Normalmente, volvemos andando con el carro y los cubos, pero ese día estaba lloviendo y yo me encontraba regular, tenía un dolor de ovarios que me doblaba. No es un trabajo duro para el que necesites una fuerza física extraordinaria, de hecho, ya me ves, yo soy normal tirando a floja, no tengo fuerza en las manos, y tengo una espalda esmirriada, pero quieras que no, recorrerte de cabo a rabo toda una calle empujando el carro, manejando el cepillo, vaciando las papeleras, cansa, cansa mucho. Cansa la rutina. Yo te puedo decir ahora mismo el número de papeleras que tiene la calle Condes de Barcelona, porque ya te vuelves tarumba, maniática, y dejas de mirar a tu alrededor y te pones a contar papeleras en series de diez o de veinte y cuentas también los minutos que necesitas en hacerte quince papeleras, y haces combinaciones numéricas y les das un sentido simbólico, dices, por ejemplo, si me hago diez papeleras en diez minutos hoy echaré un polvo, y aunque hay una parte de ti que te dice que eso es una gilipollez, la otra parte, la que te conduce por el lado de las manías, te hace ir deprisa, deprisa, mirar el reloj, correr como loca para que incluso te sobre tiempo y puedas respirar aliviada, esperanzada, sabiendo que seguramente no echarás un polvo pero que al menos no has cerrado una puerta. Yo qué sé, son formas de ocupar la mente. A mí las manías me ayudan a soportar la rutina. La rutina, el ritual, venenos para la inteligencia, para la memoria. Luchar contra la rutina, aunque sea con estos juegos idiotas, me hace el trabajo más llevadero. Me cronometro. Cinco minutos: tres papeleras.

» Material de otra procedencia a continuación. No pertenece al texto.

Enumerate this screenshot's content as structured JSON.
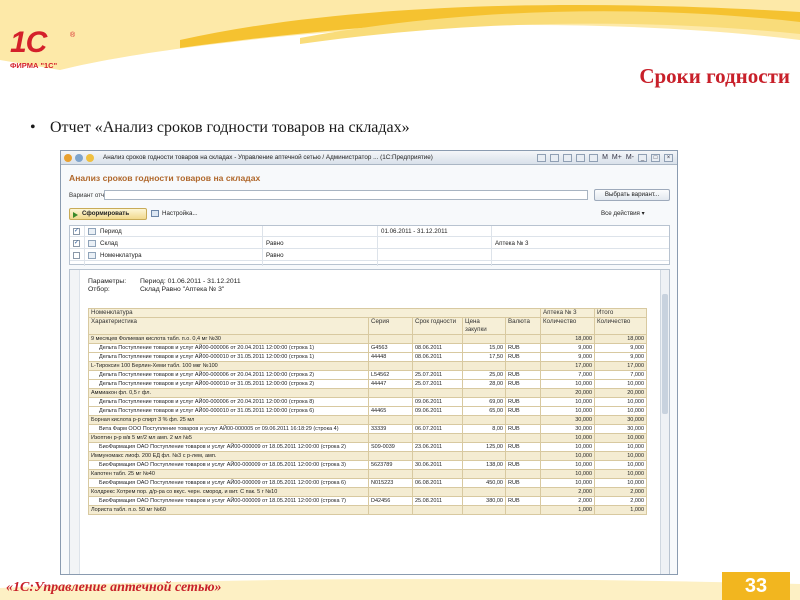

Al principio me ponía la radio con cascos, pero a los jefes no les gusta, porque no oyes al compañero cuando te pita desde el camión para que le descargues el cubo, y porque en la calle tienes que estar al tanto, aun con la chupa reflectante puesta siempre hay algún subnormal que está a punto de llevarte por delante con el coche, por descuido o por placer. La calle está llena de anormales. Cuando nos llamaron la atención por llevar los cascos, Milagros optó por llevar la radio pegada con fixo en el mismo cubo, iba empujando el carro con la música a toda hostia, parecía que llevaba un carro de helados. Alguna vez le protestaban desde un balcón, pero ella no se achantaba, les plantaba cara, «¿Pero qué te pasa a ti, paleto?, vete al campo, ya verás qué silencio tienes allí, cateto, encima de que le estoy limpiando la calle, me dice que me calle el gilipollas». Eso sí, en cuanto veía que se acercaba el jefe la apagaba, y en cuanto le veía alejarse, la volvía a encender. Ella decía que de la radio no pensaba prescindir y se ponía a cantar a voz en grito, como una loca. Yo me acabé alegrando cuando me llamaron la atención por llevar los cascos porque escuchar música a las seis de la madrugada, sola, de noche todavía, me ponía muy triste. Me daba por pensar en mi soledad existencial, ¿entiendes?